I lost ten pounds.        - GOOD FOR YOU
I lost my wallet.        - I'M SO SORRY
My wife is on vacation. She is out of town with kids.        - GOOD FOR YOU


and so on. This imaginary program should have human life experience in order to tell GOOD NEWS from BAD NEWS. Unfortunately, the algorithm that can function in wide generic format for every possible news is not yet discovered, but if we narrow the area to very specific subject, such as messages only about MONEY, it may be successful. For this last task we can use another proven very effective technique called Support Vector Machine (SVM), which is proposed by university professor Vladimir Vapnik, but it also can be explained in matchbox format. This part requires human intervention. Human reads several randomly selected documents and separates them into two groups: RELEVANT, IRRELEVANT. If vocabulary of our documents contains only 3 words (COMPUTER, INTERFACE, FLOOR) we can assign a unique point in 3D space for each document. After collecting of large group of such points we can separate them from each other by a plane.



If such plane does not exist, the best possible solution is sought. The concept is the same for larger dictionaries and works in the same way in n-dimensional spaces by using hyperplanes. And considering details, it has to be said that hyperplanes not necessarily planes but can also be surfaces. But we limit our explanation to matchbox format. The process of separation of all documents within category into RELEVANT/IRRELEVANT classes is continued after training by indentifying on which side of hyperplane each document is located.

If we ask large number of people to provide phrases about MONEY carrying either GOOD NEWS or BAD NEWS, we shall be able to train computer to distinguish semantic using SVM. Obviously, if people try, they can fool algorithm but people don't have that objective when making documents, so the technology works with acceptable accuracy. This programmatic identification of GOOD NEWS and BAD NEWS may be seen as sort of brain exercise for designer, but if applied inside programmatic real-time news analyzer used for instant prediction of their influence on the stock prices, that can make such algorithm very practical and useful for some people. The other name for algorithms that split text fragments into only two categories GOOD and BAD is called sentiment analysis. It is used by large corporations to identify feelings of people regarding the goods that they produce. They, usually, use public networks and chat sites as data source.

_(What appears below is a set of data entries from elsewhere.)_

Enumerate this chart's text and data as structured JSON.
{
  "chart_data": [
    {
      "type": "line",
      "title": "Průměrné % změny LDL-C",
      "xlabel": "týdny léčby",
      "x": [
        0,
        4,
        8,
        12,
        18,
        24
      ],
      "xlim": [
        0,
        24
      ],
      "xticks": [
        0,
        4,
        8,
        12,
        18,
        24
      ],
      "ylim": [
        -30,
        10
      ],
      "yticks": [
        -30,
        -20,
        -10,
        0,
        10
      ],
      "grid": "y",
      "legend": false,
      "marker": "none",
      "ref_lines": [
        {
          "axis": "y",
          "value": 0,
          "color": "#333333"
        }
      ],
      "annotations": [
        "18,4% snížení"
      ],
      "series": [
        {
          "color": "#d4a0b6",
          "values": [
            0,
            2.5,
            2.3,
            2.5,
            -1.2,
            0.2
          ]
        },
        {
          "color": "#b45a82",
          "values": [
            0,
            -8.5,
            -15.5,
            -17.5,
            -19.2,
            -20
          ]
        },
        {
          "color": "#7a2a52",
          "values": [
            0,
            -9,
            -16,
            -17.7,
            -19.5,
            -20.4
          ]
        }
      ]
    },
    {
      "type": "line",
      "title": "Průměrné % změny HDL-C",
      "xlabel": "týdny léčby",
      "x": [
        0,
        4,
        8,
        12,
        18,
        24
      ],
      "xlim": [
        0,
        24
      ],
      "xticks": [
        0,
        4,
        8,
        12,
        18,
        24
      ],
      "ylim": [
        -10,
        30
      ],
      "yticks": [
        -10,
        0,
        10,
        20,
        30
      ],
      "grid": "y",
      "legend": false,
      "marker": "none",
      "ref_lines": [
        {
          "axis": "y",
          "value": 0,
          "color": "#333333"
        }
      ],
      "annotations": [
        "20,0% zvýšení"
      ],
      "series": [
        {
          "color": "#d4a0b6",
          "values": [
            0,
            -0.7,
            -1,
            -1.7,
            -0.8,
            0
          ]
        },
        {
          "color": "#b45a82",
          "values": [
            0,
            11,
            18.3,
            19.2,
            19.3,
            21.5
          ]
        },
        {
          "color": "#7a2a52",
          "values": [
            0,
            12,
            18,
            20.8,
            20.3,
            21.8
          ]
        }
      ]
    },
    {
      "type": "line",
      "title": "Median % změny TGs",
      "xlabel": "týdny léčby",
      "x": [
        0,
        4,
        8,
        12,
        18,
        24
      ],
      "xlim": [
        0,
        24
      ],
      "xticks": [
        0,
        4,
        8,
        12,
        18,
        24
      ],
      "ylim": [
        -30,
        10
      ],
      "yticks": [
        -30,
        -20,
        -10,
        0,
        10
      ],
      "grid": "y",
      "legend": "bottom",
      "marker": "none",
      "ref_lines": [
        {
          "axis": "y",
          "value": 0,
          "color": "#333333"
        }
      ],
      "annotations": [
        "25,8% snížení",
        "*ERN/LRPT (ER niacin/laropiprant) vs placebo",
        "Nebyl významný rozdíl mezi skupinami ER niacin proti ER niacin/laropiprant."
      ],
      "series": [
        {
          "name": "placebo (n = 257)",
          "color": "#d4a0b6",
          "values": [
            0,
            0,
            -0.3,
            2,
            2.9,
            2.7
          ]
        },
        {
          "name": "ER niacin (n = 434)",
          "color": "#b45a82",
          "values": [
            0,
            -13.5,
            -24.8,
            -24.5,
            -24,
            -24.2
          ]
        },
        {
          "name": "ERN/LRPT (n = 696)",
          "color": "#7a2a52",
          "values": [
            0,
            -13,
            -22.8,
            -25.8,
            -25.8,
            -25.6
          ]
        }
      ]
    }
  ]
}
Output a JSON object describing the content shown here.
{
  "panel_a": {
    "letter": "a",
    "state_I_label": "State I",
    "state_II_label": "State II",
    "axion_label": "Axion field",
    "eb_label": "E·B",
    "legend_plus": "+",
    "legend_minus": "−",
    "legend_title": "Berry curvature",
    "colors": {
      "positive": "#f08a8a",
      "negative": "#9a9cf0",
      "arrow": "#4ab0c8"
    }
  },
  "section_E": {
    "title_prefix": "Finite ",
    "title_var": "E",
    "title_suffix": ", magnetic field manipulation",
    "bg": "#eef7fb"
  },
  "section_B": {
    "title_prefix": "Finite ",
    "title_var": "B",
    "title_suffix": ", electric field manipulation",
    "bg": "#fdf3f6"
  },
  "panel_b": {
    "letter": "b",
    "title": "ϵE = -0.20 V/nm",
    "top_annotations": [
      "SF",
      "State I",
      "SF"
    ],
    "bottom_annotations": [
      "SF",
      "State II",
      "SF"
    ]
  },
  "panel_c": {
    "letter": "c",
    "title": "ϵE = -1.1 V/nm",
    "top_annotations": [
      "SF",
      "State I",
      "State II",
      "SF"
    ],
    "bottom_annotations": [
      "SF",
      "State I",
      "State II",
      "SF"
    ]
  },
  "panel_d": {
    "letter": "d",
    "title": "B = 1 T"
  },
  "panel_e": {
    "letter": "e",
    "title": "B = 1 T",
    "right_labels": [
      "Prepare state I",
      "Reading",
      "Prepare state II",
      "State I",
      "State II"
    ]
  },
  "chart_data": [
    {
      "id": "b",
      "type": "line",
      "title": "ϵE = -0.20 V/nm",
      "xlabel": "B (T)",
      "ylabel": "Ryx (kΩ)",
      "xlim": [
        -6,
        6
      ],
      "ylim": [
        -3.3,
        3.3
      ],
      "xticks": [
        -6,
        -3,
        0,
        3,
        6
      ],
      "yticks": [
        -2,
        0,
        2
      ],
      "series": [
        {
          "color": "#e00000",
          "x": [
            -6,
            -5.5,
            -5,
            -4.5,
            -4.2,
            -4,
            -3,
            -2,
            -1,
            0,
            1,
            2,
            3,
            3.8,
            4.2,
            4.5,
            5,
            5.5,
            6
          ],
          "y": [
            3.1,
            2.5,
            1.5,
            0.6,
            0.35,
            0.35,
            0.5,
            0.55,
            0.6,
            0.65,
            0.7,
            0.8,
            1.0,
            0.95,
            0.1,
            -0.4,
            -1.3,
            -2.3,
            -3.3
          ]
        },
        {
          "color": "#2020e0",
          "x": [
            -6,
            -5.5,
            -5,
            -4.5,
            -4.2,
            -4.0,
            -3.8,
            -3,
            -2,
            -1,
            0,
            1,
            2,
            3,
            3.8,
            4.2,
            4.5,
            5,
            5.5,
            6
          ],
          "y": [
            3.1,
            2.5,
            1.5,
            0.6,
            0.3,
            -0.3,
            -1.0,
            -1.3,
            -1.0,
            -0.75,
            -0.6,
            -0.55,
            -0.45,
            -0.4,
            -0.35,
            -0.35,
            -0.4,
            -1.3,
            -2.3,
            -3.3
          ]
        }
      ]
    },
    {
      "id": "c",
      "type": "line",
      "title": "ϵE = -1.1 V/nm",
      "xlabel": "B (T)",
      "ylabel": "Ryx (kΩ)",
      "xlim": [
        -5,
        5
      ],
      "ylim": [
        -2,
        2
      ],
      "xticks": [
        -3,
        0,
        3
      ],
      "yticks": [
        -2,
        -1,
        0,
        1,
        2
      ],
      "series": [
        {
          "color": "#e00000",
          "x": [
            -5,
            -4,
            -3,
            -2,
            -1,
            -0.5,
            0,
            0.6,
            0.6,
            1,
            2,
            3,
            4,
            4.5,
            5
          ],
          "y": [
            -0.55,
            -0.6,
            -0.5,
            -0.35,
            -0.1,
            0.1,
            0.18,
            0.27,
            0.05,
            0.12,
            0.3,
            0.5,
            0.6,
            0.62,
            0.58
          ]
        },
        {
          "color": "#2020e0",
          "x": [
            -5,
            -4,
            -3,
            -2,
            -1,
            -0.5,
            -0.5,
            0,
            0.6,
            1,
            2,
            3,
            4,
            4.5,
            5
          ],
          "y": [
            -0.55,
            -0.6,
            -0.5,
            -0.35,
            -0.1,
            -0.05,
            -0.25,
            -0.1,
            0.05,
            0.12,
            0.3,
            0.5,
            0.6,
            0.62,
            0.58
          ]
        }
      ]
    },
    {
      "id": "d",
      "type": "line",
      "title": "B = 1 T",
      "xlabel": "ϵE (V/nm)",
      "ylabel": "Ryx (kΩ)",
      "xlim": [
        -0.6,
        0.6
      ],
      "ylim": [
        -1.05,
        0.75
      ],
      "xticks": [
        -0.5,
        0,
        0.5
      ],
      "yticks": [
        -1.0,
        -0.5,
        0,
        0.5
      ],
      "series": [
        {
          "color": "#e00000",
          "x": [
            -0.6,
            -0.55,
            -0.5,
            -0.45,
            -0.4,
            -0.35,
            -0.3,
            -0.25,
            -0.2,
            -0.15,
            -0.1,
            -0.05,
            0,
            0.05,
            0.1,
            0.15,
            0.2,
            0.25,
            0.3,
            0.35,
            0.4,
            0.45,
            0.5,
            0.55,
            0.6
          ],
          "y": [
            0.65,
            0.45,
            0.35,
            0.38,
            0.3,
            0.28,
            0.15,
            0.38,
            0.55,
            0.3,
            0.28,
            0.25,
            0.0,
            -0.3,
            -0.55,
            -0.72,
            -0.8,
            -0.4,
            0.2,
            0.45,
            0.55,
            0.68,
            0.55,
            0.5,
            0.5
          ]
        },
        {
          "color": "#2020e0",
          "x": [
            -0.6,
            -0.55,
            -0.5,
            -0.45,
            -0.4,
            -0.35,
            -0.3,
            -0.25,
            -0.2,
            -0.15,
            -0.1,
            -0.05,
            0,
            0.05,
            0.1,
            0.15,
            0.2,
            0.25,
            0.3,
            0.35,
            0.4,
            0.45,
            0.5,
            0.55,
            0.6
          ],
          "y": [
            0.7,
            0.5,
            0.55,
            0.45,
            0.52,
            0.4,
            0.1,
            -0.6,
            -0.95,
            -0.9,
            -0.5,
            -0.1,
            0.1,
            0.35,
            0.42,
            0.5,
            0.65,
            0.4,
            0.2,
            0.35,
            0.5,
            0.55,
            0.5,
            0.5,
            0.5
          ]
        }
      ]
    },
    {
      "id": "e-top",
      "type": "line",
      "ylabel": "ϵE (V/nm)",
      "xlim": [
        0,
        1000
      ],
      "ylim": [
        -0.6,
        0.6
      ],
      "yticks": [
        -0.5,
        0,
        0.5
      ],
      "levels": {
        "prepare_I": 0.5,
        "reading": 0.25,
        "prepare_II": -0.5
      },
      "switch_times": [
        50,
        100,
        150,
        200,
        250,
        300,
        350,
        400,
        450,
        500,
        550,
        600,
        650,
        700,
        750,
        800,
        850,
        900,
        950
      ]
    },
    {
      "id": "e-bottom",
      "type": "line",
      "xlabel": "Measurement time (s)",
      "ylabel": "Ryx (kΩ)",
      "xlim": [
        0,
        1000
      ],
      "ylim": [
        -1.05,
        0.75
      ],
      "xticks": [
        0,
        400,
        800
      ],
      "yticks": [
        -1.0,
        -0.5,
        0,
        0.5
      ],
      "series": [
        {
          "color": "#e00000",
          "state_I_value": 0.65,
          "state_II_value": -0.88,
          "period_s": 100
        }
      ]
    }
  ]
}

The special case in semantic search is paraphrase identification, for example, following two e-mails

Read enclosed document and provide your opinion
Please look at attached file and tell me what you think

convey the same order but use completely different vocabulary. One very complicate approach to identify equivalence of these sentences is known. It is sort of translation of sentences into special logical language that looks like formulas and use limited vocabulary, and in this artificial language these phrases are identical. I see it as a dead end in semantic search. We know that all attempts to create languages failed. This problem can be solved like in automatic translation, i.e collect sentence couples and statistics on context word usage. For example, if I suggest to write more sentences with the same meaning but different words, how many of those can be added? Not many. That means we can have bank of paraphrases and use it for detecting of short semantic equivalents.

This is the end of our quick introduction into semantic search. The other topics in this research section are dedicated to evaluation of the efficiency of different known algorithms. The explanation, however is not in matchbox format, readers are presumed to have basic knowledge of mathematics.